指揮者にとって必要な最小限の情報だけをまとめた「アンチョコ」で、コンデンススコアをさらに圧縮したものです。(厳密な意味でのコンデンスは制作していません。)
要点となるフレーズと楽器の登場タイミングを簡潔に記述したもので、5ページにまとめられています。
これは恩師の指揮者が制作していたものに倣っており「すでに大まかにアタマに入っている内容を本番でフルスコアを何十ページもめくる必要は無い」という考えによるものです。
精密な内容チェックはフルスコアを使うべきですが、実際そこまで必要になる状況というのはそれほど無いということは誰もが薄々感づいているはずです。作るのはちょっと面倒ですが、エクセル等で細い五線紙を作り、そこに手書きで記入していけば思い通りのものを作れます。たぶんコンピュータで作るより速いし実用的なものが作れるはずです。

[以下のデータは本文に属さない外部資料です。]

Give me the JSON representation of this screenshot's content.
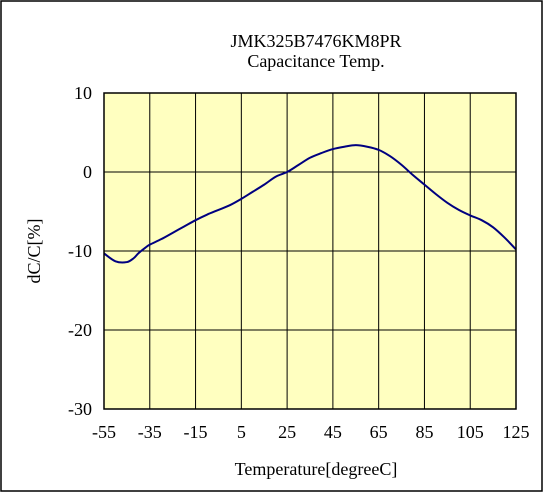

必要に応じてカラー蛍光ペンなどで装飾すればさらに使いやすいツールになります。また、フルスコアの対応ページ数を書き込んでおくのも良いでしょう。(今回のものには記入していません)。
そうした書き込みカスタマイズを前提としているため、やや余白を広めにしてあります。圧縮だけを目的にするならもっとコンパクトにすることも可能ですが、6分3場の曲で譜めくり4回なら全く問題は無いかなと。
今回の動画(上記)はこのスコアの画像を使用していますので、見ていただければ実用性の高さがご理解いただけることと思います。
■MIDI打ち込み的な話
「符点8、16分」のリズムの発音はこのように処理するべきです。
16分4つで分割した4連符ではなく、やや後ろにすることで、より音楽的に適切な演奏を表現できます。これはMIDI演奏に限らず生楽器での演奏でもまったく同様です。
1楽章と3楽章で何度か聞こえるので、実際にどのようなニュアンスで発音されているのかを確認してみてください。
その他、オケ系楽曲のMIDI打ち込み話は過去記事でもいろいろ書いています。
駆使している技術と制作手順はもう毎回同じなので、今回のみの特筆するようなTIPSはありません。